Murdoch researchers identify new dieback species
Murdoch researchers have identified a new dieback species in tuart trees, long believed to have escaped the killer plant disease.
PhD student Peter Scott said scientists had identified the new dieback species Phytophthora multivora last year in the Tuart Forest in Yalgorup National Park, south of Mandurah.
“It’s part of a group of organisms that are the worst plant pathogens (an agent that causes disease) in the world,” Peter said.
“It constantly weakens the tree so they become more susceptible to other diseases.
“It is a bit like AIDS in that in the end they will become more susceptible to other illnesses and it’s those which eventually kill them.”
Tuart trees in a 10km square radius of the park - which covers 13,000 hectares of a narrow stretch of coastal land and is home to 10 lakes - have been identified as infected with the dieback species, he said.

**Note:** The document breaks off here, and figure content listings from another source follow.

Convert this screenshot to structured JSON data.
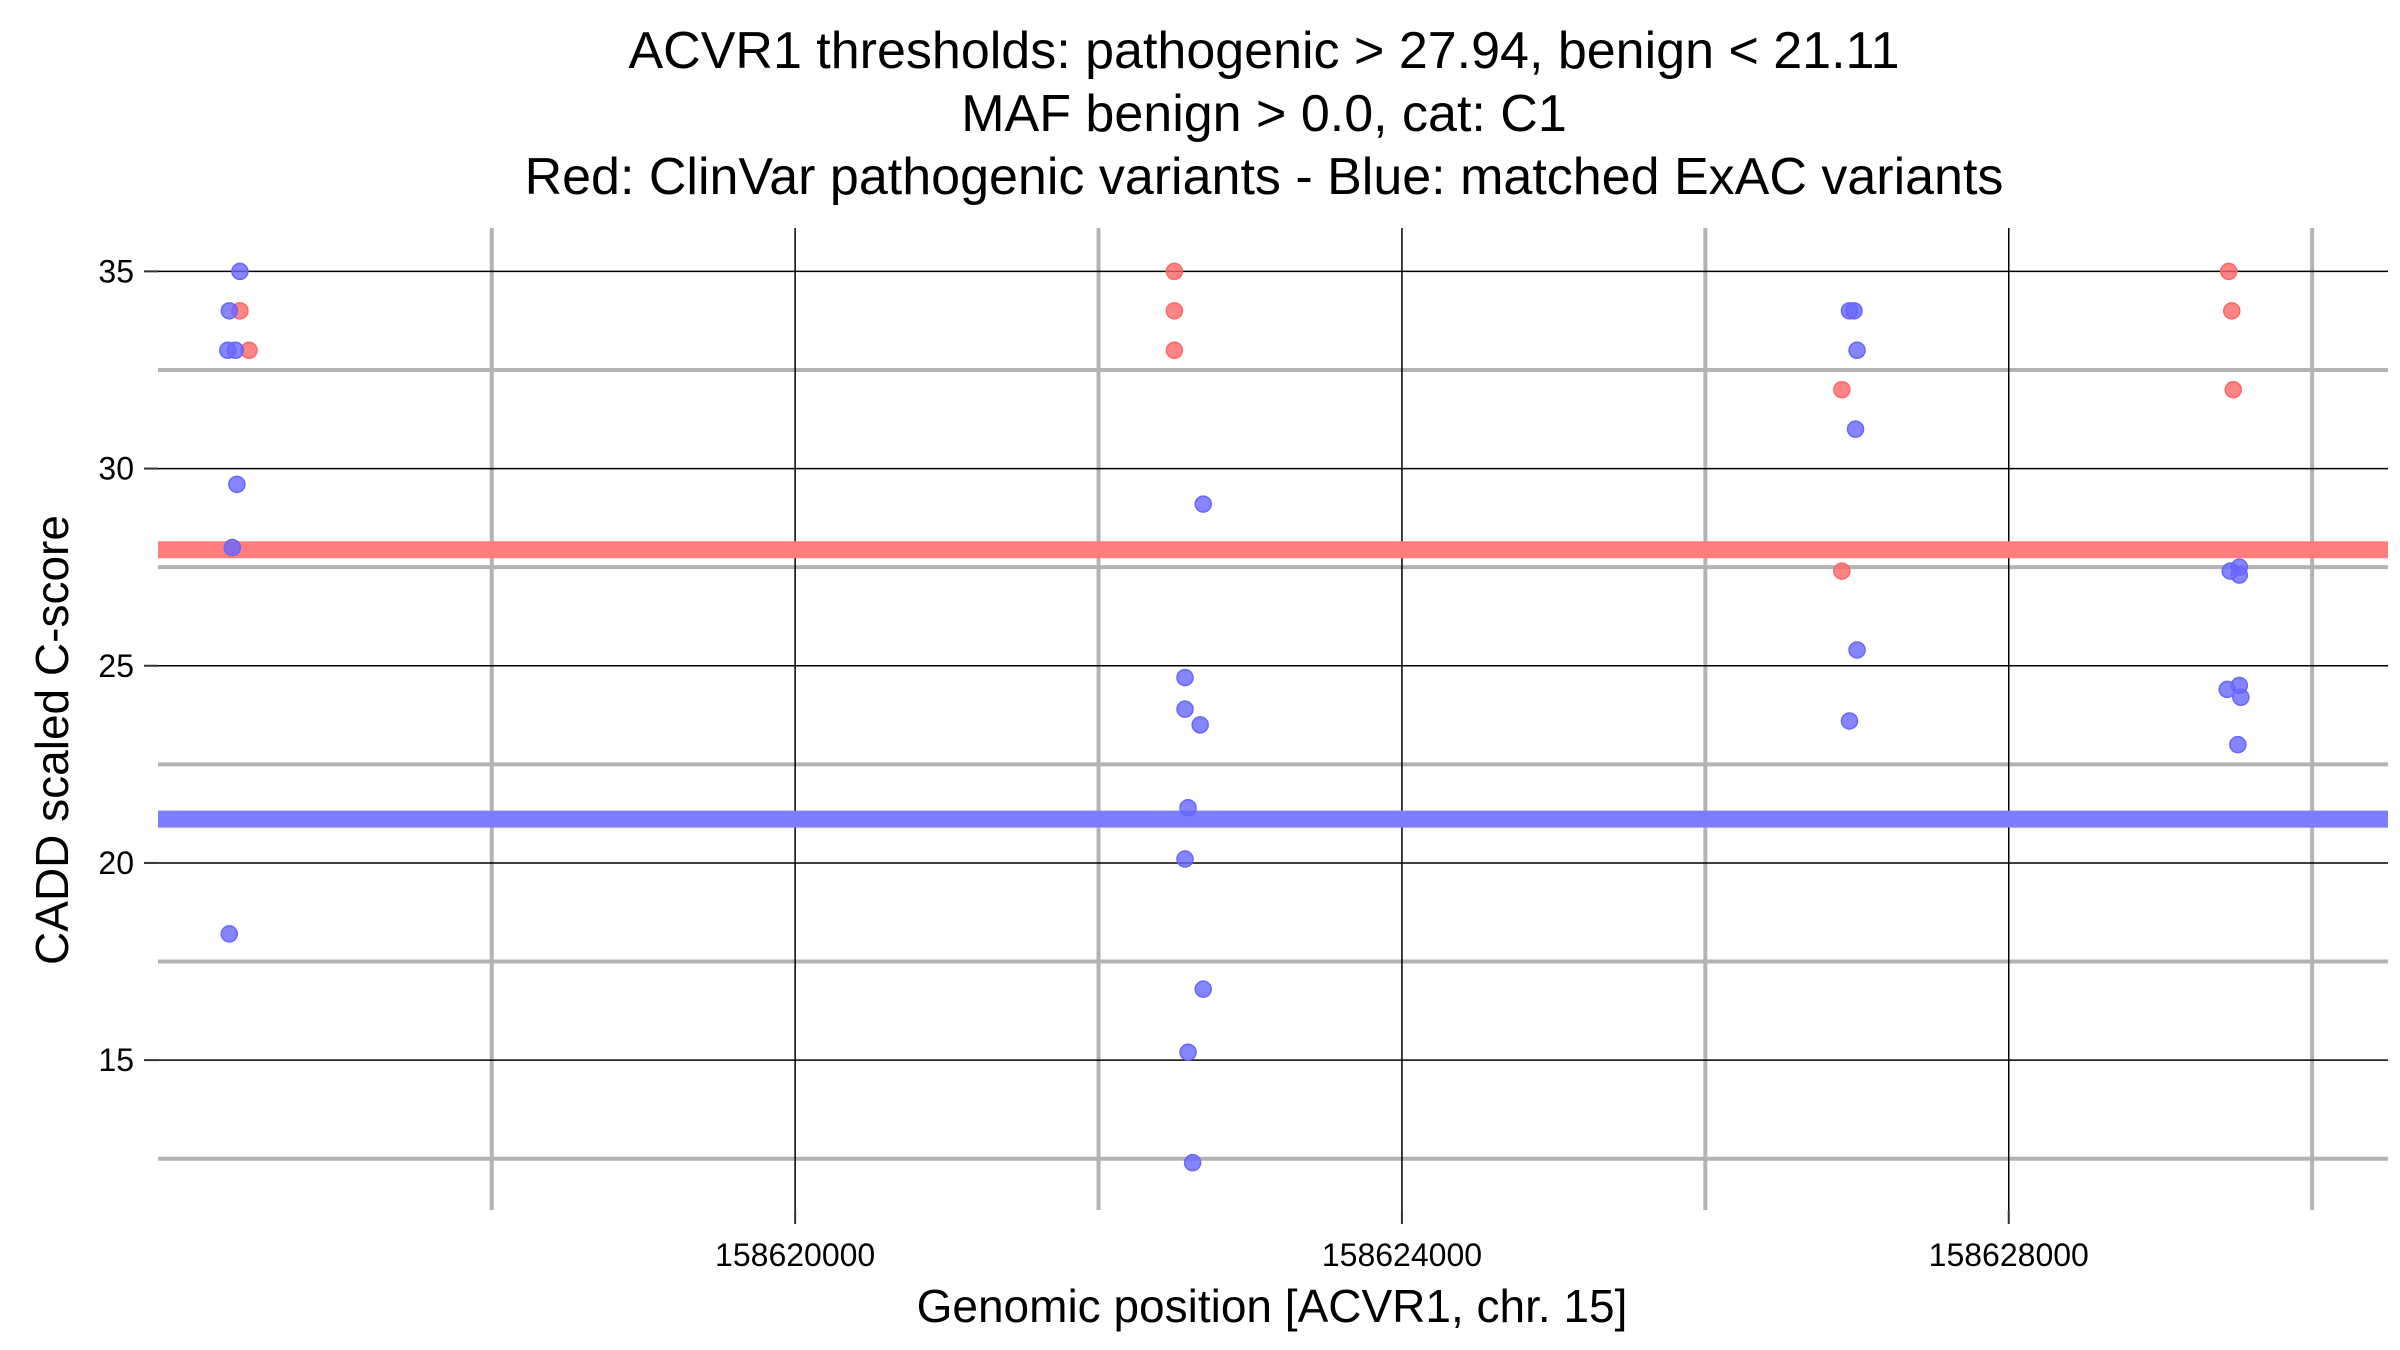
{
  "chart_data": {
    "type": "scatter",
    "title_lines": [
      "ACVR1 thresholds: pathogenic > 27.94, benign < 21.11",
      "MAF benign > 0.0, cat: C1",
      "Red: ClinVar pathogenic variants - Blue: matched ExAC variants"
    ],
    "xlabel": "Genomic position [ACVR1, chr. 15]",
    "ylabel": "CADD scaled C-score",
    "xlim": [
      158615800,
      158630500
    ],
    "ylim": [
      11.2,
      36.1
    ],
    "x_ticks": [
      158620000,
      158624000,
      158628000
    ],
    "x_tick_labels": [
      "158620000",
      "158624000",
      "158628000"
    ],
    "x_minor_gridlines": [
      158618000,
      158622000,
      158626000,
      158630000
    ],
    "y_ticks": [
      15,
      20,
      25,
      30,
      35
    ],
    "y_tick_labels": [
      "15",
      "20",
      "25",
      "30",
      "35"
    ],
    "y_minor_gridlines": [
      12.5,
      17.5,
      22.5,
      27.5,
      32.5
    ],
    "grid": true,
    "thresholds": [
      {
        "name": "pathogenic",
        "value": 27.94,
        "color": "#ff7c7c"
      },
      {
        "name": "benign",
        "value": 21.11,
        "color": "#7d7dfb"
      }
    ],
    "series": [
      {
        "name": "ClinVar pathogenic variants",
        "color": "#ff6666",
        "points": [
          {
            "x": 158616340,
            "y": 34
          },
          {
            "x": 158616400,
            "y": 33
          },
          {
            "x": 158622500,
            "y": 35
          },
          {
            "x": 158622500,
            "y": 34
          },
          {
            "x": 158622500,
            "y": 33
          },
          {
            "x": 158626900,
            "y": 32
          },
          {
            "x": 158626900,
            "y": 27.4
          },
          {
            "x": 158629450,
            "y": 35
          },
          {
            "x": 158629470,
            "y": 34
          },
          {
            "x": 158629480,
            "y": 32
          }
        ]
      },
      {
        "name": "matched ExAC variants",
        "color": "#6666ff",
        "points": [
          {
            "x": 158616340,
            "y": 35
          },
          {
            "x": 158616270,
            "y": 34
          },
          {
            "x": 158616260,
            "y": 33
          },
          {
            "x": 158616310,
            "y": 33
          },
          {
            "x": 158616320,
            "y": 29.6
          },
          {
            "x": 158616290,
            "y": 28
          },
          {
            "x": 158616270,
            "y": 18.2
          },
          {
            "x": 158622690,
            "y": 29.1
          },
          {
            "x": 158622570,
            "y": 24.7
          },
          {
            "x": 158622570,
            "y": 23.9
          },
          {
            "x": 158622670,
            "y": 23.5
          },
          {
            "x": 158622590,
            "y": 21.4
          },
          {
            "x": 158622570,
            "y": 20.1
          },
          {
            "x": 158622690,
            "y": 16.8
          },
          {
            "x": 158622590,
            "y": 15.2
          },
          {
            "x": 158622620,
            "y": 12.4
          },
          {
            "x": 158626950,
            "y": 34
          },
          {
            "x": 158626980,
            "y": 34
          },
          {
            "x": 158627000,
            "y": 33
          },
          {
            "x": 158626990,
            "y": 31
          },
          {
            "x": 158627000,
            "y": 25.4
          },
          {
            "x": 158626950,
            "y": 23.6
          },
          {
            "x": 158629460,
            "y": 27.4
          },
          {
            "x": 158629520,
            "y": 27.5
          },
          {
            "x": 158629520,
            "y": 27.3
          },
          {
            "x": 158629440,
            "y": 24.4
          },
          {
            "x": 158629520,
            "y": 24.5
          },
          {
            "x": 158629530,
            "y": 24.2
          },
          {
            "x": 158629510,
            "y": 23
          }
        ]
      }
    ]
  }
}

The Swan Coastal Plain of WA is the only place in the world the tuart occurs naturally.
Peter said he suspected the dieback was there based on the way the trees were dying.
“In parts of the Tuart Forest, we have 50 per cent mortality,” he said.
“A lot of the trees are dead and of the ones that aren’t, you can see they are on the way out.”
Peter, who, along with a team of Murdoch researchers has worked on the project for the past three years, said the soil tuarts grow in is calcareous - like crushed limestone.
Since the 1970s, scientists believed the tuart had escaped the predominant dieback species Phytophthora cinnamomi, which affects 40 per cent of plant species, including jarrah trees.
The theory was that Phytophthora cinnamomi didn’t flourish in the soil found on WA’s coastal strip.
But Murdoch researchers’ findings have proven that incorrect.
He said it can take decades for symptoms of the disease to show in trees – and it can take decades to kill one.
More research and funding were needed to identify the entire infected area.
“I think we have a social right to do right by the tuart tree because we have bulldozed a lot of their natural habitat for residential development,” Peter said.
There were some measures scientists could take to fight the disease, such as injecting the infected tree or spraying the entire forest with the chemical phosphite.
Replanting the forest was another option.
Peter’s findings have just been published in the international journal Persoonia.